A BBC News Brasil pediu um posicionamento ao Itamaraty sobre as conclusões do comitê nesta quinta-feira (28/04), mas até o momento nenhuma resposta foi enviada.
Procurado, o comitê disse que espera que as recomendações sejam implementadas uma vez que o Brasil é um dos signatários do tratado.
"As decisões do comitê representam interpretações oficiais do tratado em questão. Elas são decisões legais proferidas por um por um mecanismo que é quase judicial. Isso significa que o comitê não é uma corte, mas tem funções jurisdicionais, emitindo decisões que contém recomendações para os países-membros que são esperadas que sejam cumpridas", diz um trecho da nota enviada pelo órgão à BBC News Brasil.

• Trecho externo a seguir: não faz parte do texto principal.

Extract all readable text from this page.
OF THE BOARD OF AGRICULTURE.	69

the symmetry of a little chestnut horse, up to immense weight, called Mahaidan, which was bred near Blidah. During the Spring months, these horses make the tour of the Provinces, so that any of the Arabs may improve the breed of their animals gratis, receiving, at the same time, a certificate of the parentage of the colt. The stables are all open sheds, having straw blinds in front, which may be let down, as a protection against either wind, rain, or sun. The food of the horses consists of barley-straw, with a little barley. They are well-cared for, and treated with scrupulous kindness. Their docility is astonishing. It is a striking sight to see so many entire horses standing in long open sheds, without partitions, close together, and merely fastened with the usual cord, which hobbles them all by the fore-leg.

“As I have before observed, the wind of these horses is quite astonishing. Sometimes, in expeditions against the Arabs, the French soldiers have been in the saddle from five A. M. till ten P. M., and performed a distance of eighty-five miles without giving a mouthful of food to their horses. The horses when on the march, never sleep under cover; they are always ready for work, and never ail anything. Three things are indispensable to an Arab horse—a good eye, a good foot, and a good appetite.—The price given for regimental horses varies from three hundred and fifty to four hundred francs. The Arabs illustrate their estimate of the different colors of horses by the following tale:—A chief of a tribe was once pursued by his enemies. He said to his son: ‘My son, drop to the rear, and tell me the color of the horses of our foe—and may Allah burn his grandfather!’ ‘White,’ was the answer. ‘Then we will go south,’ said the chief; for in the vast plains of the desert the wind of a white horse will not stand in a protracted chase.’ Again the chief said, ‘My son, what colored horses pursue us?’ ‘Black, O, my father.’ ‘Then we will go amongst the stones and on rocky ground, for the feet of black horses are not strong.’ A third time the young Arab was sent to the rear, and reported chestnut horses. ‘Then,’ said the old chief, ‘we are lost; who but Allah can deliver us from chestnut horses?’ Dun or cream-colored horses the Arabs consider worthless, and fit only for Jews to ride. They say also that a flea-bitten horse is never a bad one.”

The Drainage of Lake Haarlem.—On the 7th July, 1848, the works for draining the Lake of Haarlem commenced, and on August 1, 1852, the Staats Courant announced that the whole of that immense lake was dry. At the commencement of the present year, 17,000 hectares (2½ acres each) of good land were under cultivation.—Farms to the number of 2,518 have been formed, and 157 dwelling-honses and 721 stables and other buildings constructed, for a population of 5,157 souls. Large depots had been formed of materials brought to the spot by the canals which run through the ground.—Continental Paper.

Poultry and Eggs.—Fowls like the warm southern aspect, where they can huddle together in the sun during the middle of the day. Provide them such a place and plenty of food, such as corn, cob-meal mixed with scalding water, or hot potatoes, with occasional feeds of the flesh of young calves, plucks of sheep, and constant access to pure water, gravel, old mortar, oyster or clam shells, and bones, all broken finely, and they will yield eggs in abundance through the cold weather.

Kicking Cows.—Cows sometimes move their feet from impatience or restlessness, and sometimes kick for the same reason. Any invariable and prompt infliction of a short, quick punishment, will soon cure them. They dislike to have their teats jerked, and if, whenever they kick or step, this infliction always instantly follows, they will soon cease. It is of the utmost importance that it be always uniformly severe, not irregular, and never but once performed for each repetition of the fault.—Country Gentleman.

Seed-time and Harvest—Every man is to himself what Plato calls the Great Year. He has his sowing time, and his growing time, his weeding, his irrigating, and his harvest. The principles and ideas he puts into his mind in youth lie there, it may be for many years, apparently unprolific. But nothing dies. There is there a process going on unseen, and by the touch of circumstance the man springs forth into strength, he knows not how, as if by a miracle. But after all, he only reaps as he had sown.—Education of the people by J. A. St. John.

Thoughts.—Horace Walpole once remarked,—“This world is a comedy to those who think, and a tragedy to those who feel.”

Em outro trecho, o comitê diz que os países-membros alvo de decisões são convocados a informarem, dentro de 180 dias, se tomaram as medidas recomendadas. Caso as medidas não sejam tomadas, o caso é mantido como aberto até que ações consideradas satisfatórias sejam adotadas.
O consultor na área de direitos humanos Paulo Lugon discorda do entendimento do Itamaraty de que o Brasil não estaria obrigado a cumprir as recomendações do comitê. Entretanto, ele admite que o país ainda não tem uma tradição de seguir as determinações de instâncias internacionais.
"As cortes brasileiras ainda não desenvolveram completamente um entendimento sobre essa obrigação de implementar as decisões dos órgãos internacionais. Isso acontece muito mais por uma questão de cultura jurídica [...] Obviamente, o Executivo e o Judiciário podem optar por não implementar, mas estarão em violação do direito interno e internacional", explica.
"Quando se trata de direitos humanos em nível internacional, se um Estado não cumpre uma decisão ou uma recomendação, não existe uma figura de um oficial de justiça internacional ou algum tipo de força que obrigue o país a seguir o que foi dito", diz Lugon.
O que acontece se o Brasil não acatar as recomendações
Tanto Lugon quanto Elaini afirmam que, do ponto de vista prático, não há previsão de sanções ao Brasil caso ele não cumpra o que for determinado pelo comitê. As recomendações do órgão ainda deverão ser publicadas.
Mesmo assim, eles afirmam que caso o Brasil se negue a cumpri-las, isso poderia deteriorar a imagem do país junto à comunidade internacional.
"Uma negativa poderia prejudicar ainda mais a imagem do Brasil no exterior, especialmente junto aos outros países do sistema ONU. O Brasil poderia ser visto como um pária em matéria de direitos humanos", explica Paulo Lugon.
Elaini diz que o impacto de um descumprimento se daria no campo simbólico.
"Não faria bem para a imagem e a reputação do Brasil, especialmente porque o país é um dos signatários do tratado. Outro ponto é que este caso se refere à segurança jurídica. É muito ruim mandar um sinal de que pessoas podem não ter seus direitos civis e políticos respeitados em um país como o Brasil", afirma.